In fact, Nuance helps power the Siri "personal assistant" system on the Apple iPhone 4S. Nuance translates spoken words into text. Siri then analyzes the text, figures out what it means and translates the words to intended actions.

Voice recognition is a lucrative, yet decentralized market that spans everything from toys to healthcare. The voice-related enterprise space alone that includes automated customer service is a roughly $10-billion market, says Richard Mack, vice president of communications for Nuance. Clinical documentation is an estimated $15-billion market.

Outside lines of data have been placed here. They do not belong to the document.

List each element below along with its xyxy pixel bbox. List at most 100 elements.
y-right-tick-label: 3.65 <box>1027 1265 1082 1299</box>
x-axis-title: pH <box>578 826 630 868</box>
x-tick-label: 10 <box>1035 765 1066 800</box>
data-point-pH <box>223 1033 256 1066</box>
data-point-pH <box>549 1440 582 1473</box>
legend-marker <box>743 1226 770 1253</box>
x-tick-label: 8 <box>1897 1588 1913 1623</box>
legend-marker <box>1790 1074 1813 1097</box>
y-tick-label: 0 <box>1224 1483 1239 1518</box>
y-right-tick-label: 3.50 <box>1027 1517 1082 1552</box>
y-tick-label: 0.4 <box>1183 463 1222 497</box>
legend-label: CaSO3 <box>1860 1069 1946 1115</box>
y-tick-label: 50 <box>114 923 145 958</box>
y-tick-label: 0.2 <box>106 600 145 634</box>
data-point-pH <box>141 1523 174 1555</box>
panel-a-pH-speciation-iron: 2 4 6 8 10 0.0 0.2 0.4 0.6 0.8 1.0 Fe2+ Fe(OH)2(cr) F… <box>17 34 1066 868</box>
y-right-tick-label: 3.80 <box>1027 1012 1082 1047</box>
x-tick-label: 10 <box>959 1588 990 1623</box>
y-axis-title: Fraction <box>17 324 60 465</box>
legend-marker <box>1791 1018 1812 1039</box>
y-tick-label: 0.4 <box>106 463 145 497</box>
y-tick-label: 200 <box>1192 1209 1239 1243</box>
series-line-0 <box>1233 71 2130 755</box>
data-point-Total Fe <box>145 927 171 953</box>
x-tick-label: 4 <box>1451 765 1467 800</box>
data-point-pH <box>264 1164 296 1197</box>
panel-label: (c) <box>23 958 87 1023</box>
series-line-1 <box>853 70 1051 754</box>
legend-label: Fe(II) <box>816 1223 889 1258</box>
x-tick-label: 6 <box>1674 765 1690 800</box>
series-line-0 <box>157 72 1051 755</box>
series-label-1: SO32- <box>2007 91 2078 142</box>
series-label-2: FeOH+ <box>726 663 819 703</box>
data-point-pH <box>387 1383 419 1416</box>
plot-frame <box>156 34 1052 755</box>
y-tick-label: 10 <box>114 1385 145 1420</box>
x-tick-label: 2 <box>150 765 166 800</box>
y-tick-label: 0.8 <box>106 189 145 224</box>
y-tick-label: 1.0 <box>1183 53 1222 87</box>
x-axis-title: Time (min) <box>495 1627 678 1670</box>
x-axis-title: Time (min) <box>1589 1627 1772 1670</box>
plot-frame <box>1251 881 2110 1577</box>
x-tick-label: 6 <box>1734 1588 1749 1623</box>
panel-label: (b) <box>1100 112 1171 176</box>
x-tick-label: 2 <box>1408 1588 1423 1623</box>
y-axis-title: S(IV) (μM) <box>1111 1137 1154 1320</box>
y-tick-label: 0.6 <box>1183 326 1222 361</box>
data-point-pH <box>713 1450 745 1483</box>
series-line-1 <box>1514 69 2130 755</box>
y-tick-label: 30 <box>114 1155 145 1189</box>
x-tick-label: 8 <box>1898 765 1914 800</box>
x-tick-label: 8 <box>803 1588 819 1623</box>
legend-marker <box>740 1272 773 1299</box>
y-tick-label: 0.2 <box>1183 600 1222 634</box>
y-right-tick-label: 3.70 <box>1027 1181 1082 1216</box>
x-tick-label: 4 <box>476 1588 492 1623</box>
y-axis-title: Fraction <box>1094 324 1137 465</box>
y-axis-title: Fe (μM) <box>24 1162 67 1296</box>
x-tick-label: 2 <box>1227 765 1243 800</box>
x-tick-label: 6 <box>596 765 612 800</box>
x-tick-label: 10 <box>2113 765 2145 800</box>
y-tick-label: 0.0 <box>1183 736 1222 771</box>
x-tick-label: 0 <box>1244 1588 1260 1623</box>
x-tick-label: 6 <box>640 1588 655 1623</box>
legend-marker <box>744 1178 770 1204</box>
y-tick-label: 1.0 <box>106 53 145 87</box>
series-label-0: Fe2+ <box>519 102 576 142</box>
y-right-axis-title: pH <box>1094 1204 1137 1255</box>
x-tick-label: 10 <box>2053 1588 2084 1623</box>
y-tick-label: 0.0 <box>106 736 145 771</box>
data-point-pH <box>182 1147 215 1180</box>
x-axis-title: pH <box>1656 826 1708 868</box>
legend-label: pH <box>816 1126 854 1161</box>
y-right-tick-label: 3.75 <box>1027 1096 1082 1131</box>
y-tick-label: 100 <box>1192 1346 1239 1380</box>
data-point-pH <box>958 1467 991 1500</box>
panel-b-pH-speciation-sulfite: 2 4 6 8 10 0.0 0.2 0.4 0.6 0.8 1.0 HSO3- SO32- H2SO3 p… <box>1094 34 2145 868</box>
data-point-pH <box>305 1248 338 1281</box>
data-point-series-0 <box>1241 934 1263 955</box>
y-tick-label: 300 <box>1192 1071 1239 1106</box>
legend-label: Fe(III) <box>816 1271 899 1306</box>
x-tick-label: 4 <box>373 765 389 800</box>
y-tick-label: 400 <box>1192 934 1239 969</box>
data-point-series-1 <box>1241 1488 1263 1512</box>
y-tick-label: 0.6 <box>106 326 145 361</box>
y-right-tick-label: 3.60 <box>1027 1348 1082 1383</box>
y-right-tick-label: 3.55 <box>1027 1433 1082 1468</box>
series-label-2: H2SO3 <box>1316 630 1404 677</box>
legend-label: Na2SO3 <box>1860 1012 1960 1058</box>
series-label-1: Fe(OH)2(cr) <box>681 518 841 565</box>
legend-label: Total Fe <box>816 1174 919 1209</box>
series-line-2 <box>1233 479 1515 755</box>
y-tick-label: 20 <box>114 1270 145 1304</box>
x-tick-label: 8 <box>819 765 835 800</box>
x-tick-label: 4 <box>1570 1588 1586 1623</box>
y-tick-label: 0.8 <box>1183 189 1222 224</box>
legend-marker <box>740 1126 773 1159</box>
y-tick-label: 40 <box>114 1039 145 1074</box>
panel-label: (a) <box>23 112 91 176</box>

Mobile and consumer voice products including cars and electronics are estimated at $5 billion, adds Mack. That figure doesn't even include TVs or third-party developers, who are just gaining traction in the growing voice-recognition space.Next-generation speech recognition "is really going to be ubiquitous," says Seth Rosenblatt, a senior editor for CNET, which highlights tech trends and consumer-product reviews. But it won't happen overnight.

Great expectations
But soon after the new iPhone hit shelves in October 2011, some consumers experienced less success. Transcripts of dictated texts, for example, sometimes appeared jumbled. Consensus emerged that the voice technology, though ground-breaking, remained a work in progress.

Part of Siri's mixed reception stems from Forstall's demonstration."That great demo set expectations up pretty high," says author McFedries, also a technical writer. "A lot of people don't realize it's a beta product," he says. In a rare Apple move, the tech giant launched Siri as a developing beta product.

So why release Siri before it's ready? Apple needs consumers to road test the technology, and collect their data to fine tune its product. "The way voice recognition works, it needs a lot of data," McFedries says. "That's the only way to get this to be a really good product."